Di dalam amplop ada passcode-nya juga.
Aku ingin kau berjanji.
Ini hanya kau buka setelah aku tiada.
Paling cepat sehari setelah aku dimakamkan.”
Saat itu Jiang sudah terpana.
Selama ini ia mengira itu brankas biasa.
Li Wei menyimpan perhiasan dan uang tunai dalam jumlah besar.
Jiang mulai merasa.
Agaknya Li Wei menyimpan satu rahasia penting di sana.
Tapi rahasia apakah itu?
Bahkan Jiang tak bisa menerka.
Li Wei wafat.
Sehari setelah dimakamkan,
dag dig dug juga hati Jian.
Rahasia apa yang tersimpan dalam brankas?
ketika membuka brankas,
ia melihat 4 buku diari ada di sana.
Lengkap dengan tulisan tahun di covernya: 1998, 1999, 2000, 2001.
Ada sebuah surat di atasnya.
“Untuk suamiku, Jiang.”
Surat itu dibuka Jiang terlebih dahulu.
“Suamlku sayang, Jiang.
Kau seorang penulis.
Aku ingin kau menulis kisahku ini.
Untuk pelajaran.
Tapi samarkan identitasku.”
Bertambah penasaran Jiang.
Dibukanya buku diari itu.
Dari siang hingga pagi esoknya, Jiang terus membaca.
Tak terputus.
Tak tidur.
Air matanya terus menetes.
Selesai membaca, Jiang menangis sesegukan.
“Li Wei, Li Wei.
Buat apa kau rahasiakan ini padaku.
Aku mencintaimu.
Menerimamu apa adanya.”
15 tahun menikah.
Kini ia baru tahu.
Dia lah satu-satunya yang tahu,
bahwa Li Wei pernah diperkosa 5 orang, dalam kasus kerusuhan rasial, di Jakarta, Mei 1998.
Jiang menangis.
“Ampuuuun Li Wei, Ampuuun.
Kau perempuan yang kuat.
Sangat kuat.”
Hari itu tanggal 13 Mei 1998.
Jakarta rusuh.
Usia Li Wei 21 tahun.
Ia tinggal di perumahan mewah Jakarta.
Memang banyak orang kaya Tionghoa di sana.
Saat itu Li Wei sendiri.
Pembantunya pulang kampung.
Ayah dan Ibu ke Amerika Serikat menengok kakak yang sekolah di sana.
Li Wei tak ikut.
Ia ada ujian mid semester.
Segerombolan pemuda menyeramkan.
Mereka membawa pentungan.
Ada yang bawa golok.
Sejak di jalan mereka sudah teriak:
“Hei, Cina.
Keluar kalian.
Kalian jadi kaya.
Kami miskin.”
“Duaaaaarr”
Gerbang berhasil mereka dobrak.
Li Wei ketakutan.
Ia segera matikan lampu.
Ia tutup gorden.
Itu masih sore hari menjelang magrib.
Tapi justru aksi Li Wei ini terlihat.
Mereka meyakini rumah ini ada penghuninya.
Pintu masuk pun didobrak.
Mereka masuk ke ruangan.
Li Wei sembunyi di bawah kolong ranjang.
Tapi mereka berhasil menemukannya.
“Jangan, jangan,” ujar Li Wei.
Aku punya uang.
Ambil saja uangku.
Ambil saja barang-barang.”
Mereka tertawa.
Golok pun di dilengketkan ke leher Li Wei.

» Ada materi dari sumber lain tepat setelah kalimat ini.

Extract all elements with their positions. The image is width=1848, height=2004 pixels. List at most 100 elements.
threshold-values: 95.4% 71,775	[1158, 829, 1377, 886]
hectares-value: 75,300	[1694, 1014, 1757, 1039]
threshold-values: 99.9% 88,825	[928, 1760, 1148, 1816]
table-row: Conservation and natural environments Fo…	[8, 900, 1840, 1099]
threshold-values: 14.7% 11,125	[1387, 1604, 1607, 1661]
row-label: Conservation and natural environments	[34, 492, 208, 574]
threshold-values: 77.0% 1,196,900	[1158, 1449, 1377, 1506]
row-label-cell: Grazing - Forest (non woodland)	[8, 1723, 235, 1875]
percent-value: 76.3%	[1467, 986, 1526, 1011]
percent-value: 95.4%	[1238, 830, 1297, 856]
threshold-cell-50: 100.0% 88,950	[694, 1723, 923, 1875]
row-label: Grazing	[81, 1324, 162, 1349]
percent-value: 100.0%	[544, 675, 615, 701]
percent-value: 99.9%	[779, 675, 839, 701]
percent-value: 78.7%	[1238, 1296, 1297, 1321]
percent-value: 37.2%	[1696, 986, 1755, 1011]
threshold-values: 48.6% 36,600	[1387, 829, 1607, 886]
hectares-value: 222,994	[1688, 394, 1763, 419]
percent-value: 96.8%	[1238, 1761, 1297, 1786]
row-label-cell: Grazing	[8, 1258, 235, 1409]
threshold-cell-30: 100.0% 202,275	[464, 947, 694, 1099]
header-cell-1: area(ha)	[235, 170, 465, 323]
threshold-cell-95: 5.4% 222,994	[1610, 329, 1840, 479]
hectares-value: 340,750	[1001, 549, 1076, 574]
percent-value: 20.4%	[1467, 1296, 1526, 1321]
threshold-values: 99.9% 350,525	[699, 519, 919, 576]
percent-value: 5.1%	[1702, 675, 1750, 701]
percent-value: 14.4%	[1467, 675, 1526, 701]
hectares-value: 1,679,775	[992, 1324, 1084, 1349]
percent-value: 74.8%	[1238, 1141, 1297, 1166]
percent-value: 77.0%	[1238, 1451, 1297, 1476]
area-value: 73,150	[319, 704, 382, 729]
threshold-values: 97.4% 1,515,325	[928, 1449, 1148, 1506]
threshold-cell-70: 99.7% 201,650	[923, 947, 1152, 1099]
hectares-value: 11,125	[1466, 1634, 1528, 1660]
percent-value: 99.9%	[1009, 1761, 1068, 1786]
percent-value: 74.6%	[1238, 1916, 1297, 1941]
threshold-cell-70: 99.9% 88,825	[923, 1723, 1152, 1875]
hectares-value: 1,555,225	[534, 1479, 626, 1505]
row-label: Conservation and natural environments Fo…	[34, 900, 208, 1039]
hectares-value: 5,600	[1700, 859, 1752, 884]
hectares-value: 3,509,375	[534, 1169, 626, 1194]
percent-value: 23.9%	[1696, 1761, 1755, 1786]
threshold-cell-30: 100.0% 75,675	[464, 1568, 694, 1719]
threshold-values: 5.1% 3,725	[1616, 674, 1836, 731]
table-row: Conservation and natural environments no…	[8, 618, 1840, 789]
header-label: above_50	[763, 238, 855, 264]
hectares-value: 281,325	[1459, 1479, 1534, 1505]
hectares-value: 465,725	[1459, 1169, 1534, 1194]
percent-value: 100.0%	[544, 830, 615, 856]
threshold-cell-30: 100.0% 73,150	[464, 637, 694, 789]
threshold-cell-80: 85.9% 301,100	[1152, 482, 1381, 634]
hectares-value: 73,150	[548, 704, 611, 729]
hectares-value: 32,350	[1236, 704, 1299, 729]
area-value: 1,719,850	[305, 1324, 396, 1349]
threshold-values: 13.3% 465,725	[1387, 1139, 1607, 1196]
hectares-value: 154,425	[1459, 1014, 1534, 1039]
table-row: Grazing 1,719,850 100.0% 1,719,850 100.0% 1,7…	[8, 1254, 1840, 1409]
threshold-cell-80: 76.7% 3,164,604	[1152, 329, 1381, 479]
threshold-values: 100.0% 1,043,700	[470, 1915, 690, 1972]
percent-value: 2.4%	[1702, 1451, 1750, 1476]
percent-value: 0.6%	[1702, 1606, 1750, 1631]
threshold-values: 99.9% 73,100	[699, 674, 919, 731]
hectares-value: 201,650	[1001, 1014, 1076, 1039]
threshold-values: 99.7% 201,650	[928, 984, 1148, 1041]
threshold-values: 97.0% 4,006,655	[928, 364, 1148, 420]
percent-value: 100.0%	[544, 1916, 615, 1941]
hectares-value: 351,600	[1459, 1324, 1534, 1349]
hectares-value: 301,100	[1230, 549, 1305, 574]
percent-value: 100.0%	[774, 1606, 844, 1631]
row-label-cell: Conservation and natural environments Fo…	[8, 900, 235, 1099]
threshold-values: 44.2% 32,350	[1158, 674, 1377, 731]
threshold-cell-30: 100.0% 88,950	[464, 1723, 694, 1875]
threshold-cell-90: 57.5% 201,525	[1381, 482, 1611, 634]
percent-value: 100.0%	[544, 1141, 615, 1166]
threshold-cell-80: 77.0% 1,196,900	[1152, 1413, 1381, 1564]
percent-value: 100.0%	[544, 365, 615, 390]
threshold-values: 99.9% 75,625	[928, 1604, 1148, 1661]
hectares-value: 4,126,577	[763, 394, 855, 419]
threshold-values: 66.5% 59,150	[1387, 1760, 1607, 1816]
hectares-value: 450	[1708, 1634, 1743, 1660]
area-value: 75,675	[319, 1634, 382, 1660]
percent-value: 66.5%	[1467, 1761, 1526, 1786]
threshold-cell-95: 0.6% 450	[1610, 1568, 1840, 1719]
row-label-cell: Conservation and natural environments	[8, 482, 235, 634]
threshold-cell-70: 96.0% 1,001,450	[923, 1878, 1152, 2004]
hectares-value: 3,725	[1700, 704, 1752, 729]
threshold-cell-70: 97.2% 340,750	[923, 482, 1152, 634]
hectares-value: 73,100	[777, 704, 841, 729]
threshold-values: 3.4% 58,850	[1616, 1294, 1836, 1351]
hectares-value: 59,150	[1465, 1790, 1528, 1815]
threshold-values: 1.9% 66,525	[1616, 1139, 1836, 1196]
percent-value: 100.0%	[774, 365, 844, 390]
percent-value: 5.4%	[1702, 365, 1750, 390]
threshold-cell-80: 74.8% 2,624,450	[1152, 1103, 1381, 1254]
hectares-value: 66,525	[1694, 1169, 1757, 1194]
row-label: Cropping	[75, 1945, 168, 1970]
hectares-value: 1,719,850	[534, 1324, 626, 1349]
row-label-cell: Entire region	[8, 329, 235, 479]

“Jika melawan, aku gorok lehermu.
Aku cungkil matamu.”
Li Wei seketika lemas.
Ia seolah hilang ingatan.
Yang ia ingat, rasa sakit.
Bergantian 5 lelaki itu memperkosanya.
Li Wei hanya bisa menangis.
Setelah puas memperkosa, rombongan itu pergi.
Ada yang membawa TV.
Ada yang mengambil komputer.
Semalaman Li Wei menangis.
Awalnya ia terpikir bunuh diri.
Pisau tajam itu sudah ia dekatkan dengan nadi tangan.
Tapi Li Wei membayangkan Ibu, Ayah, dan Kakaknya.
Betapa sedih hati mereka.
Selaku penganut Kristen yang taat, Li Wei berdoa dengan segenap hati.
“Kuatkan aku, ya Bapa.
Berikan aku cahaya.
Tunjukkan jalan.”
Doa ini ia ulang-ulang,
hingga tertidur.
Ketika terbangun, hari sudah siang.
Li Wei rasakan sakit yang sangat di bagian bawah badannya.
Entah datang dari mana.
Li Wei akhirnya menyiapkan cerita.
Ia akan katakan pada keluarga.
Rumah mereka dirampok.
Tapi Li Wei saat itu sedang di luar.
Ketika ia pulang, rumah sudah porak poranda.
Memang mulai terjadi kerusuhan di banyak area Tionghoa di Jakarta.
Li Wei pun bergegas ke hotel di daerah Sudirman.
Agar aman, ia ambil hotel bintang lima.
Dari hotel, ia menelepon Ayahnya.
“Aku lima hari tinggal di hotel, ya Ayah.
Sampai semua reda.”
Ayah di Amerika Serikat sangat cemas.
“Li Wei, Ayah membaca berita.
Ayah juga dapat kabar dari Pamanmu. Jika ada yang mendesak, jangan sungkan minta tolong Pamanmu. Minggu depan kami kembali ke Jakarta.”
Ibu juga mengekspresikan cemas yang sama. Juga kakaknya.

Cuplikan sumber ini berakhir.